Arla-owned brands such as Arla®, Lurpak® and Castello® have shown good growth. During the first half year of 2014 they grew 7% by revenue compared to the same period last year. Arla Foods’ ingredients business plays an important part in its strategy of being the leading global player in milk proteins and sales of value added ingredients such as functional milk proteins grew by 8% to DKr1.3 billion in first half of 2014 compared to same period last year. Arla Foods Ingredients’ sales are expected to accelerate significantly in the coming year.

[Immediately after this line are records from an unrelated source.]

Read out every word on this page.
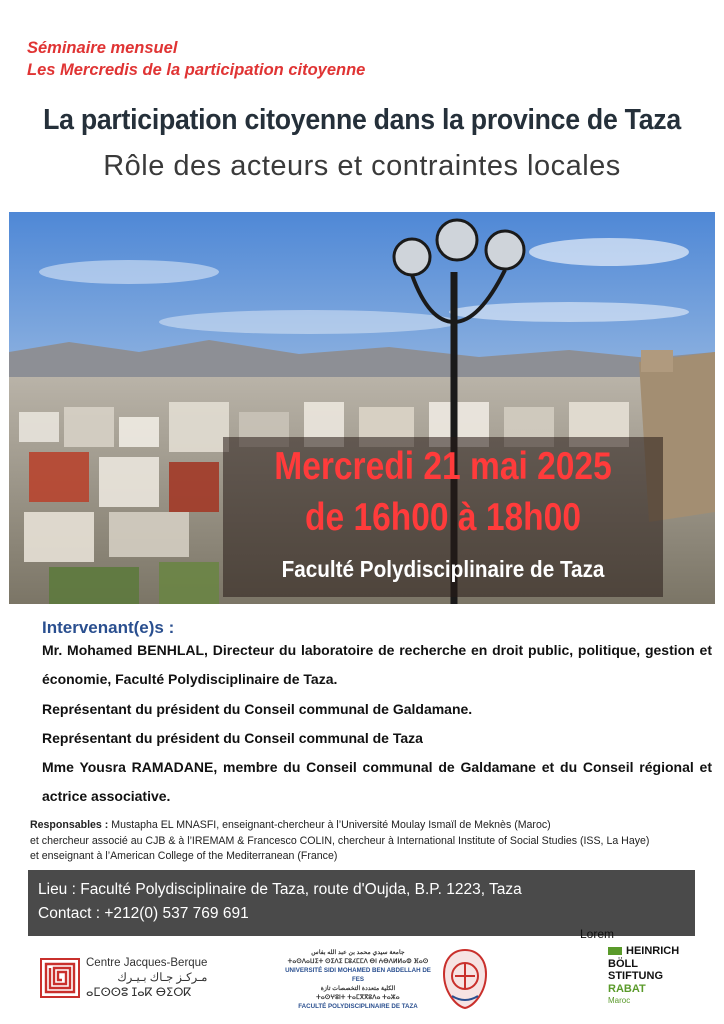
Séminaire mensuel
Les Mercredis de la participation citoyenne
La participation citoyenne dans la province de Taza
Rôle des acteurs et contraintes locales
Mercredi 21 mai 2025
de 16h00 à 18h00
Faculté Polydisciplinaire de Taza
Intervenant(e)s :
Mr. Mohamed BENHLAL, Directeur du laboratoire de recherche en droit public, politique, gestion et économie, Faculté Polydisciplinaire de Taza.
Représentant du président du Conseil communal de Galdamane.
Représentant du président du Conseil communal de Taza
Mme Yousra RAMADANE, membre du Conseil communal de Galdamane et du Conseil régional et actrice associative.
Responsables : Mustapha EL MNASFI, enseignant-chercheur à l’Université Moulay Ismaïl de Meknès (Maroc)
et chercheur associé au CJB & à l’IREMAM & Francesco COLIN, chercheur à International Institute of Social Studies (ISS, La Haye)
et enseignant à l’American College of the Mediterranean (France)
Lieu : Faculté Polydisciplinaire de Taza, route d'Oujda, B.P. 1223, Taza
Contact : +212(0) 537 769 691
Lorem
Centre Jacques-Berque
مـركـز جـاك بـيـرك
ⴰⵎⵙⵙⵓ ⵊⴰⴽ ⴱⵉⵔⴽ
جامعة سيدي محمد بن عبد الله بفاس
ⵜⴰⵙⴷⴰⵡⵉⵜ ⵙⵉⴷⵉ ⵎⵓⵃⵎⵎⴷ ⴱⵏ ⵄⴱⴷⵍⵍⴰⵀ ⴼⴰⵙ
UNIVERSITÉ SIDI MOHAMED BEN ABDELLAH DE FES
الكلية متعددة التخصصات تازة
ⵜⴰⵙⵖⵓⵏⵜ ⵜⴰⵎⴳⴳⵓⴷⴰ ⵜⴰⵣⴰ
FACULTÉ POLYDISCIPLINAIRE DE TAZA
HEINRICH
BÖLL
STIFTUNG
RABAT
Maroc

Arla expects full year revenue of DKr79 billion, a net result of approximately DKr.3 billion and a performance price to its farmers above the 2013 level. This is below the previous year end expectations. High milk prices have boosted a higher milk production and the world market supply has been at an all time high.

Peder Tuborgh.

Arla Foods’ CEO, Peder Tuborgh, comments: “Arla has the right long-term strategy for meeting an increase in both raw milk supply and global demand for dairy products. Despite this, though, I believe that the market is looking at an 18-24 month period of unpredictability and consequently prices are under severe strain.”

Peder Tuborgh, continues: “The increased milk volumes that we expected to see after the abolition of the milk quota system at the beginning of 2015, are already coming through, not just from Arla farmers but for those across the EU who are taking the opportunity to grow their business. The extra milk is flowing into our production sites and putting us under positive pressure to deliver a long-term competitive milk price for growing volumes. The current challenges must be seen in the perspective of a bigger and promising long-term outlook for dairy companies. The world’s middle classes are growing, more consumers can afford dairy products, and they create a stable demand for healthy, nutritious and safe milk products.”